Nobody there had seen the “fresh airs” since they had followed the bigger boys to the pond.

“And ye sure didn’t leave ’em down there?” demanded Sadie Raby of Tom.

“Goodness me! No!” exclaimed Tom. “They couldn’t go in swimming as we did, and so they got mad and wouldn’t stay. But they started right up this way, and we thought they were all right.”

“They might have slanted off and gone across the fields to Caslon’s,” said Bobbins, doubtfully.

“That would have taken them into the back pasture where Caslon keeps his Angoras—wouldn’t it?” demanded the much-worried young man.

“Well, you can go look for ’em with the goats,” snapped Sadie, starting off. “But me for that Caslon place. If they didn’t go there, then they are in the woods somewhere.”

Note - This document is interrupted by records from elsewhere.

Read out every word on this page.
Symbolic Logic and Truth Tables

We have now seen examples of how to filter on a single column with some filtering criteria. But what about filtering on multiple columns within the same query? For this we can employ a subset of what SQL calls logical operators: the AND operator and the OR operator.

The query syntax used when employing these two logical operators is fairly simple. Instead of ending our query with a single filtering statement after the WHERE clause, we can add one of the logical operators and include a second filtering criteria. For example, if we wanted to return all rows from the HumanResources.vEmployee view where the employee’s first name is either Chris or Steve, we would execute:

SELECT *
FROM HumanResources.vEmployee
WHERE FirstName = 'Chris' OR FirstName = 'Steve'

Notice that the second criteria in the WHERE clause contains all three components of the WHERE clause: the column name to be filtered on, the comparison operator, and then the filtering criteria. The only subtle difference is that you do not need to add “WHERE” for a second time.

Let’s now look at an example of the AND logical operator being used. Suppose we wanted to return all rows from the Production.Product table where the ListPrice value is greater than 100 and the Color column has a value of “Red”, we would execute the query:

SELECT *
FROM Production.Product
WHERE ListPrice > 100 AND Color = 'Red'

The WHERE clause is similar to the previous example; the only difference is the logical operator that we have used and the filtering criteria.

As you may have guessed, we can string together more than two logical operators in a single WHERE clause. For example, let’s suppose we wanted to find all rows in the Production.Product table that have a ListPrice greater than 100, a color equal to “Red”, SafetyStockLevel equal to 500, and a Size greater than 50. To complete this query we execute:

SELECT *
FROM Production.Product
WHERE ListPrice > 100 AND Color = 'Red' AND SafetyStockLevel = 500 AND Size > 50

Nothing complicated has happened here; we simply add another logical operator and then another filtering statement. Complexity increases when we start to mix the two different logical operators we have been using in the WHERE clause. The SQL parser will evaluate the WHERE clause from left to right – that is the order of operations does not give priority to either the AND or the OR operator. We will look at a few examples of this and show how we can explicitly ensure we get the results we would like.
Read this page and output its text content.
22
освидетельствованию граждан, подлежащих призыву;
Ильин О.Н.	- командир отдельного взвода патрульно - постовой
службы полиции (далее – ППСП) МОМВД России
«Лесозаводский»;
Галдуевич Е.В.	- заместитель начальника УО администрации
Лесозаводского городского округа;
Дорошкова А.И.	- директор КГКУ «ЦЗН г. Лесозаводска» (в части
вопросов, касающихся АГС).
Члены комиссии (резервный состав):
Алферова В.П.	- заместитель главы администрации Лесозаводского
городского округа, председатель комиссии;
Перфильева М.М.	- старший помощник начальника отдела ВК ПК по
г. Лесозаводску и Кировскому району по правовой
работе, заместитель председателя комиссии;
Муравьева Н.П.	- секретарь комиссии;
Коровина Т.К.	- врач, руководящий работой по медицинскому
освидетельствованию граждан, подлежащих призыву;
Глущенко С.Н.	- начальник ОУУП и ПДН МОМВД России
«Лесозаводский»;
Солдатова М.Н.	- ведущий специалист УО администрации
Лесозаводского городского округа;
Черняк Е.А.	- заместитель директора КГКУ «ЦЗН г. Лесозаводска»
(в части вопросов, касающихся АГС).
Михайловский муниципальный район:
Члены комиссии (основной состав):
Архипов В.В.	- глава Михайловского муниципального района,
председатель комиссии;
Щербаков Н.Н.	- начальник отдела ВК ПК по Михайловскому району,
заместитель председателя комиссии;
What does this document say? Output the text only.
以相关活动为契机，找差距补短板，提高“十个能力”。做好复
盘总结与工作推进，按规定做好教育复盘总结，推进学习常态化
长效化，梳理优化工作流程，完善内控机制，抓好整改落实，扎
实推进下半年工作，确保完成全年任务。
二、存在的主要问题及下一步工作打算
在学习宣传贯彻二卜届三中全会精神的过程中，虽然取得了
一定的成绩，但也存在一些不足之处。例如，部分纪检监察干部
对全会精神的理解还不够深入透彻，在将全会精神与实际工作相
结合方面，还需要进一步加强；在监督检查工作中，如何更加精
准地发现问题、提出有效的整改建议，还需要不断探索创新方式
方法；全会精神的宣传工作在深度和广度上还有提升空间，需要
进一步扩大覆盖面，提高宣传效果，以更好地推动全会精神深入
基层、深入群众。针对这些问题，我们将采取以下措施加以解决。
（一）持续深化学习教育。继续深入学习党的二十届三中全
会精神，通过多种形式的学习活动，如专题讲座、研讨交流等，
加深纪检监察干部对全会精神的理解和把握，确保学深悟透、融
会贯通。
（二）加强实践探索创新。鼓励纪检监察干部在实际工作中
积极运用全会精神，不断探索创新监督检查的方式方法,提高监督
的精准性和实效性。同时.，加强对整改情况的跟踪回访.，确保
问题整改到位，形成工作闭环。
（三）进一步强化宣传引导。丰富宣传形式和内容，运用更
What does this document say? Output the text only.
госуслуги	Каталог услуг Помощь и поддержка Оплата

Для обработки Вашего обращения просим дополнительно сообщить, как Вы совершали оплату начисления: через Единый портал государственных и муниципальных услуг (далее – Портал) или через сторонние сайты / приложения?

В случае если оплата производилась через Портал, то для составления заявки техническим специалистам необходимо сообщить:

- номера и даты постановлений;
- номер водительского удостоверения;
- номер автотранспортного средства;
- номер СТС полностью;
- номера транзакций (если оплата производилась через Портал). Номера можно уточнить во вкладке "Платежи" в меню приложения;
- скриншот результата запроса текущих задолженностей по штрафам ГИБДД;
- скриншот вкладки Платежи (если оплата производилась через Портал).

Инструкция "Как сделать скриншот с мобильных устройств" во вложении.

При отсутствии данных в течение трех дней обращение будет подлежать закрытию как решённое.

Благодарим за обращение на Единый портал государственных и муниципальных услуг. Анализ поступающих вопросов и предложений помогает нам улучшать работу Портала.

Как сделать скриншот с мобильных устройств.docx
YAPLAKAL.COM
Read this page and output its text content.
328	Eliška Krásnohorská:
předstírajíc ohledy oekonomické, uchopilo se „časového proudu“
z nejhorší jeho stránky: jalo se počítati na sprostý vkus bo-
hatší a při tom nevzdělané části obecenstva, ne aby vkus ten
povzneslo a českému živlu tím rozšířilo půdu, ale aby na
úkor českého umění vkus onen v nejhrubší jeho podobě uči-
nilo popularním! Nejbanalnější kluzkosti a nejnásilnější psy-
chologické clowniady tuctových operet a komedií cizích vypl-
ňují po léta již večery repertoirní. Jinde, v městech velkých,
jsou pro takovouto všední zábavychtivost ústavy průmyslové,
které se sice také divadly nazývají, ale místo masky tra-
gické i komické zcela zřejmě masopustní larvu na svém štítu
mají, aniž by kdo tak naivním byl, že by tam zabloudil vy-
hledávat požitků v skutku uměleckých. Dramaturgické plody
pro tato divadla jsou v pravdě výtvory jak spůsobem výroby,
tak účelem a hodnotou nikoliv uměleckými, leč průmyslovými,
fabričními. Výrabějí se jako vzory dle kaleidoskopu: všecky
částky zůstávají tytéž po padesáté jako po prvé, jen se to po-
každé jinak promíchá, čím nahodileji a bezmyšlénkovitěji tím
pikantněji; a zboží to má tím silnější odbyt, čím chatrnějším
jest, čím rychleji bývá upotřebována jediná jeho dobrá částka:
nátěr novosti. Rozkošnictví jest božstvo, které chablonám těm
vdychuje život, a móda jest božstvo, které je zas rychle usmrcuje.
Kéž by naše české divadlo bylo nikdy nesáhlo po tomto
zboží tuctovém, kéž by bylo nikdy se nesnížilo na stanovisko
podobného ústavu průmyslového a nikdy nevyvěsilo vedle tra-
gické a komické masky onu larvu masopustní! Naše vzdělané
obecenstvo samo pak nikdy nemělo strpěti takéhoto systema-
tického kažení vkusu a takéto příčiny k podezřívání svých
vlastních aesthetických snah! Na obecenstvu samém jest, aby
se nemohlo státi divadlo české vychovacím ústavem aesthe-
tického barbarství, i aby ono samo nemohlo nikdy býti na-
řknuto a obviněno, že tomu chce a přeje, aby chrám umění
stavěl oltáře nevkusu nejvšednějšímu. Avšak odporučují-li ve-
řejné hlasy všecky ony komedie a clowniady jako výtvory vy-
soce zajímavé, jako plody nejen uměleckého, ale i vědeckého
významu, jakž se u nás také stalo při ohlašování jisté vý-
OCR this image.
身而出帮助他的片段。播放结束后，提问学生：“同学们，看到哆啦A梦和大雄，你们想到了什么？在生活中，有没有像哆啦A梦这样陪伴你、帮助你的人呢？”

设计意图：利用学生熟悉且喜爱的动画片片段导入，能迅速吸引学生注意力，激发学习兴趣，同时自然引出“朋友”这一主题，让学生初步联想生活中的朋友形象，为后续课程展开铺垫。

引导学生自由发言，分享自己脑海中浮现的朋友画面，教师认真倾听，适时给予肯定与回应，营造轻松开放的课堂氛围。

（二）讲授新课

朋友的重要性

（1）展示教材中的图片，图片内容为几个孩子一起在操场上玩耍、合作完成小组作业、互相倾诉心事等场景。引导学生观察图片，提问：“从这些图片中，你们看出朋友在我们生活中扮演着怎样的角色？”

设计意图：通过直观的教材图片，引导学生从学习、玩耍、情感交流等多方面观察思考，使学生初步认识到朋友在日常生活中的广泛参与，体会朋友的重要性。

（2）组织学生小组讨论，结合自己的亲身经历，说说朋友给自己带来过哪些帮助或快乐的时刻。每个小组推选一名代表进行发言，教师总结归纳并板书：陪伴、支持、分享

She started down the hill, fleet-footed as a dog. Before Mr. Steele had stopped sputtering over the catastrophe, and bethought him to start somebody for the Caslon premises to make inquiries, Sadie came in view again, with the old, gray-mustached farmer in tow.

The serious look on Mr. Caslon’s face was enough for all those waiting at Sunrise Farm to realize that the absent children were actually lost. Tom and Bobbins had come up from the goat pasture without having seen, or heard, the six little fellows.

“I forgot to tell ye,” said Caslon, seriously, “that ye had to keep one eye at least on them ‘terrible twins’ all the time. We locked ’em into their bedroom at night. No knowin’ when or where they’re likely to break out. But I reckoned this here sister of theirs would keep ’em close to her——”

“Well!” snapped Sadie Raby, eyeing Tom and Bobbins with much disfavor, “I thought that a bunch of big fellers like them could look after half a dozen little mites.”